Welcome to the SRT blog No. 17
21st August 2020 – Welcome to our blog post No. 17
This past week we have seen wet weather and thunderstorms – here’s some facts
A thunderstorm is a storm that occurs in cumulonimbus clouds and produces lightning and thunder.
The speed of lightning, that we see as flashes are a result of a lightning strike travelling that would take about 55 minutes to travel to the moon, or around 1.5 seconds to get from London to Bristol.
When lightning strikes a sandy beach or sandy soil, it fuses together the grains to create a small glass-like tube known as a fulgurite. They are not only prized by collectors, they are also of great scientific value in demonstrating past occurrence of lightning storms. See photos on right No 1
The most lightning – struck location in the world is Lake Maracaibo in Venezuela. Massive thunderstorms occur on 140-160 nights per year with an average of 28 lightning strikes per minute lasting up to 10 hours at a time. That’s as many as 40,000 lightning strikes in one night! See photos on right No 2
1,400,000,000 strikes every year around the world, there are over 3,000,000 flashes every day. That’s around 44 strikes every second.
Volcanic lightning is a truly amazing spectacle, triggered by volcanic eruptions. When an eruption occurs, earth and ash are thrown into the air in a giant plume, colliding to create an electrical charge. In the same way as normal lightning, the imbalance between the plume’s electrical charge and the charge in the atmosphere leads to lightning strikes. See photos on right No 3
Counting lightning will help tell you how far away a thunderstorm is, simply count the number of seconds between the flash of lightning and the boom of thunder that follows. Divide this number by five and this tells you how many miles away you are from the storm (or divide by three for the distance in kilometres).
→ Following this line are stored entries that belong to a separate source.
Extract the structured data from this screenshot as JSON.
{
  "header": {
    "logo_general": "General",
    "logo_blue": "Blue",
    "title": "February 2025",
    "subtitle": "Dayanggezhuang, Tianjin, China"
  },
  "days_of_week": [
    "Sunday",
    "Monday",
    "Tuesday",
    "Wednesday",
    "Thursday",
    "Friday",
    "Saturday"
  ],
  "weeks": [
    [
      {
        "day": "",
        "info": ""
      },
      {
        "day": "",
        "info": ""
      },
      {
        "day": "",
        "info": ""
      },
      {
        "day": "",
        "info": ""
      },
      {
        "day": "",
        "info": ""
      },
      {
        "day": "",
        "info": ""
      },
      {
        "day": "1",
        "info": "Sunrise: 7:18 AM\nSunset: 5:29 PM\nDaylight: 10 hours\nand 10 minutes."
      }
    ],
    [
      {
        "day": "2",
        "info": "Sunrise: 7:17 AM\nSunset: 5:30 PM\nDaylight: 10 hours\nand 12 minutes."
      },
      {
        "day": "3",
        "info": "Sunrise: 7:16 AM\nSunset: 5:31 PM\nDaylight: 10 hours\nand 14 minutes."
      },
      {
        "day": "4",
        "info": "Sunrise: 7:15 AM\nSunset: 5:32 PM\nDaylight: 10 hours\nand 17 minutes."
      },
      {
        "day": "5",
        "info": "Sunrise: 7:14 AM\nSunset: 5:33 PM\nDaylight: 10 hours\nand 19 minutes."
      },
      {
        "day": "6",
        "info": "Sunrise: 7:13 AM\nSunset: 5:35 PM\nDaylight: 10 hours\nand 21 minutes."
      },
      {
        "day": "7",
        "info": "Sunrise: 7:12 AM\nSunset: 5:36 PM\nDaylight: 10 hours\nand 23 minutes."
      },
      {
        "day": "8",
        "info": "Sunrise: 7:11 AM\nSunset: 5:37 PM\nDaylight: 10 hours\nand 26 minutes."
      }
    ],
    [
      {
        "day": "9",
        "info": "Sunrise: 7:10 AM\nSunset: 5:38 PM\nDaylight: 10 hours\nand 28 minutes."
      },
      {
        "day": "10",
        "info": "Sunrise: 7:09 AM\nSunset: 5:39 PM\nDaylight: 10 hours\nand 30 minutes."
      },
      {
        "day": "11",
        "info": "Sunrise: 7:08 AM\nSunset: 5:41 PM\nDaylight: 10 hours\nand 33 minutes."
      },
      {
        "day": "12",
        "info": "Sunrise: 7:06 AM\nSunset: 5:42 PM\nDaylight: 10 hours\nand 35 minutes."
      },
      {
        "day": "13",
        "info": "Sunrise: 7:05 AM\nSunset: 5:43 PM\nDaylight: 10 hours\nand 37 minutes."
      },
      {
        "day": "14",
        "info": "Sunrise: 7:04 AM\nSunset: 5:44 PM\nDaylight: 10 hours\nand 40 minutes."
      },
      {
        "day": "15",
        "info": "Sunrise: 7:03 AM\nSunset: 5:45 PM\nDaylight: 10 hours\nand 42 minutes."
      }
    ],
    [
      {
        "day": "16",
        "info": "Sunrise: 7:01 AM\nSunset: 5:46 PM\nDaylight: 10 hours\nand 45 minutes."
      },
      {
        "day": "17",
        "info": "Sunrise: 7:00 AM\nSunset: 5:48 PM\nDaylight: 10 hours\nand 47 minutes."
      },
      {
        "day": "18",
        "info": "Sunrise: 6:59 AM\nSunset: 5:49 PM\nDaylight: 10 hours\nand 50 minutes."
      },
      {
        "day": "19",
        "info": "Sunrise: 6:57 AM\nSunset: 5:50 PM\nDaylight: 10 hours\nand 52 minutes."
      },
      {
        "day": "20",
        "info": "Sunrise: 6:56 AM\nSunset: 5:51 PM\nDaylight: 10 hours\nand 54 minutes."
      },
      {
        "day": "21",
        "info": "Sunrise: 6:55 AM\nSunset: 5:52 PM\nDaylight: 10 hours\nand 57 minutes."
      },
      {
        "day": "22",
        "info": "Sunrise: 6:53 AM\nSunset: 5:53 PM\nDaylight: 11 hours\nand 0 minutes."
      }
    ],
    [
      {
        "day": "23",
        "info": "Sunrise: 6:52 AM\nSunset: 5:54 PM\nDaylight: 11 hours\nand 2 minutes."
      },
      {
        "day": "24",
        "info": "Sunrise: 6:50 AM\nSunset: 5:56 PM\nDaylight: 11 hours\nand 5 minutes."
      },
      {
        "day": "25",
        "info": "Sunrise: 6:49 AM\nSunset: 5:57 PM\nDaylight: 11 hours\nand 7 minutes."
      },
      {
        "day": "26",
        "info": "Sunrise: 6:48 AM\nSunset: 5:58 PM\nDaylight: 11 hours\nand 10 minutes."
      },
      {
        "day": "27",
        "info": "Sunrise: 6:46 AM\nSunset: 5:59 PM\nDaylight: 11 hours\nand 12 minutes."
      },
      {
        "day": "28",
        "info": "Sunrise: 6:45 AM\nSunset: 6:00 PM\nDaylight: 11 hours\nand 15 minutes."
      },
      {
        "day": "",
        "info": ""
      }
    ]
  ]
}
The Activity Centre, have done a lot of plum processing with the wet weather this week. They also managed to do their contract at Coombe Gardens (weeding, removing bindweed, pruning) and some woodwork to fix our minibus step (sawing, hammering, measuring).
Luka Grace & Tim Abbotts on the contract work and woodworking
At Northchurch the sheep have a newly re-furbished, donated WW2 ‘Anderson Shelter’ to use when they need a snooze….or it’s pouring with rain. Anderson shelters were once a feature in lots of peoples back gardens.
Designed in 1939 by the engineer, William Patterson, the first ‘Anderson’ shelter was erected in a garden in Islington, London on 25 February 1939 and, between then and the outbreak of the war in September, around 1.5 million shelters were distributed to people living in areas expected to be bombed by the Luftwaffe. During the war a further 2.1 million were erected.
Anderson shelters were issued free to all householders who earned less than £250 a year, and those with a higher income were charged £7. Made from six curved sheets bolted together at the top, with steel plates at either end, and measuring 1.95m by 1.35m, the shelter could accommodate six people. The shelters were half buried in the ground with earth heaped on top.
They were therefore inherently cold, dark and damp. In low-lying areas the shelters tended to flood, and sleeping was difficult as the shelters did not keep out the sound of the bombings. If there was a toilet at all, it took the form of a bucket in the corner
Plus, Northchurch are collecting a new outside run for the chickens this weekend. The ‘blue rocket’ like structures are chicken feeders – apparently (now I know!)
Veggies & fruits will be ready for harvesting soon including sweetcorn (grow them next year if you can as they are always totally yummy direct from the plant) , apples and squashes.
Mark has been harvesting the beans he grew from his seed kit, to go with the roast dinner.
James & Gregory’s sunflower has produced at least 6 bright & ‘sunny’ heads – lovely to see this photo this week when it was pouring with rain. And it was their Dad’s birthday. Check out the homemade cake – a volcano of chocolate!!
A first at Hemel Food Garden – they have been growing ‘ water melons’.
Earlier in the year, in one of the poly tunnels Mark potted on his newly germinated seeds into compost bags. With the heat and daily watering and a weekly feed there are half a dozen melons being cosseted and looked after. Mark let us know when you harvest them!
New entrance One way
Exit only Shop local
The perennials are being checked over, and deadheaded in the sun today. Nice job.
A felled tree has been chopped up and the logs are being moved to the end of the site.
And the herb garden is looking spectacular – thanks for pointing this amazing space out to me Catherine.